The concept is also an invitation for conversation and an opening to learn from the ground how to live on it. Therefore, we need to ask whether cities located in deltas embody specific urban forms, political constellations and modes of habitation. Whenever we think of urban forms we think in terms of a dry culture, where water emerges as floods or water-logging, and the struggle is to keep the water out of these riverine cities. More than two-thirds of the world’s largest and highly populated cities are coastal delta cities vulnerable to rising sea levels. The current conversation about these cities remains focused on climate-change adaptation and resilience in a very myopic manner. This conversation fails to move away from the top-down design and planning perspective. Conceptually, soaking ecologies ask what possible relation we might be able to imagine between urban forms and the waterbodies that used to pockmark the surface of our cities. We must first begin by understanding the soil and the various names we use to designate the varieties of soils. How many words do our languages have to define erosion and accretion? In these localized terms we will find a wealth of knowledge about land-water relations that might tell us how to inhabit the soaking ecologies: a lesson on how to not embank ourselves away from water, but to develop skills to live with it.

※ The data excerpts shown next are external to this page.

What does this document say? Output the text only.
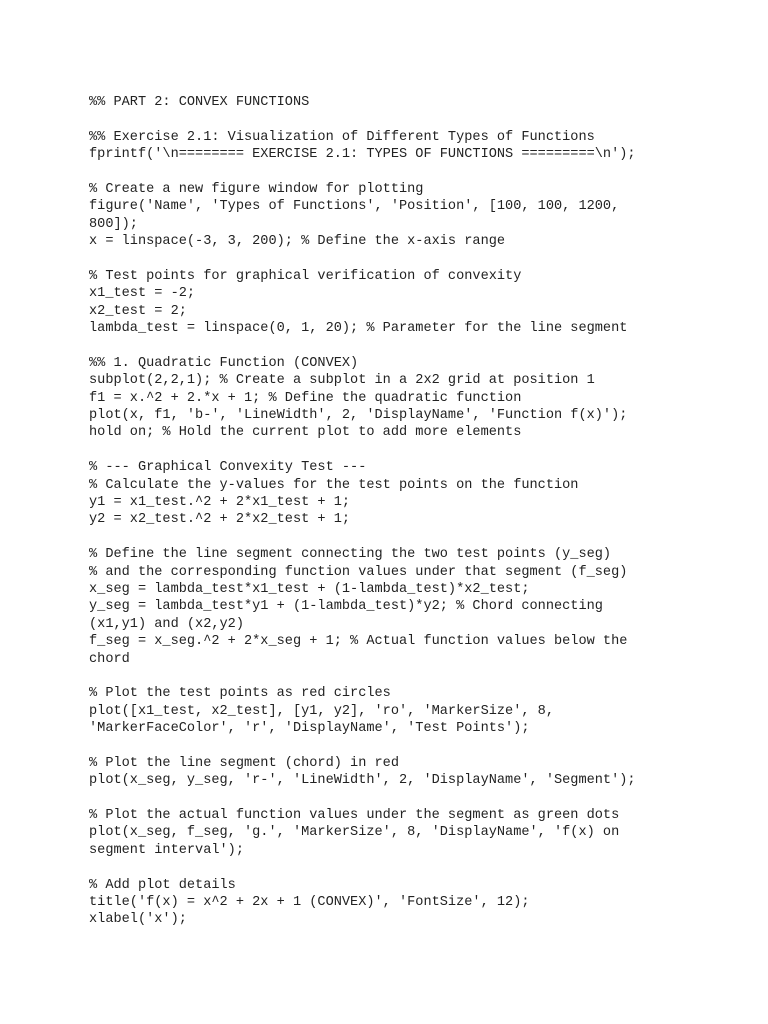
%% PART 2: CONVEX FUNCTIONS
%% Exercise 2.1: Visualization of Different Types of Functions
fprintf('\n======== EXERCISE 2.1: TYPES OF FUNCTIONS =========\n');
% Create a new figure window for plotting
figure('Name', 'Types of Functions', 'Position', [100, 100, 1200,
800]);
x = linspace(-3, 3, 200); % Define the x-axis range
% Test points for graphical verification of convexity
x1_test = -2;
x2_test = 2;
lambda_test = linspace(0, 1, 20); % Parameter for the line segment
%% 1. Quadratic Function (CONVEX)
subplot(2,2,1); % Create a subplot in a 2x2 grid at position 1
f1 = x.^2 + 2.*x + 1; % Define the quadratic function
plot(x, f1, 'b-', 'LineWidth', 2, 'DisplayName', 'Function f(x)');
hold on; % Hold the current plot to add more elements
% --- Graphical Convexity Test ---
% Calculate the y-values for the test points on the function
y1 = x1_test.^2 + 2*x1_test + 1;
y2 = x2_test.^2 + 2*x2_test + 1;
% Define the line segment connecting the two test points (y_seg)
% and the corresponding function values under that segment (f_seg)
x_seg = lambda_test*x1_test + (1-lambda_test)*x2_test;
y_seg = lambda_test*y1 + (1-lambda_test)*y2; % Chord connecting
(x1,y1) and (x2,y2)
f_seg = x_seg.^2 + 2*x_seg + 1; % Actual function values below the
chord
% Plot the test points as red circles
plot([x1_test, x2_test], [y1, y2], 'ro', 'MarkerSize', 8,
'MarkerFaceColor', 'r', 'DisplayName', 'Test Points');
% Plot the line segment (chord) in red
plot(x_seg, y_seg, 'r-', 'LineWidth', 2, 'DisplayName', 'Segment');
% Plot the actual function values under the segment as green dots
plot(x_seg, f_seg, 'g.', 'MarkerSize', 8, 'DisplayName', 'f(x) on
segment interval');
% Add plot details
title('f(x) = x^2 + 2x + 1 (CONVEX)', 'FontSize', 12);
xlabel('x');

Watch this space for an announcement for a “Summer School on Soaking Ecologies” in the coming issues of The Newsletter. The idea of the summer school will be an opportunity to problematize the solid grounds that we take for granted in conceptualizing our urban environments, writing the cities’ pasts and designing their futures. It will open the ground for new histories, anthropologies, urban planning, architecture and policy-making about the future of coastal cities that can accommodate the seasonal nature of the earth’s surface, simultaneously making space for water and amphibious dwellings.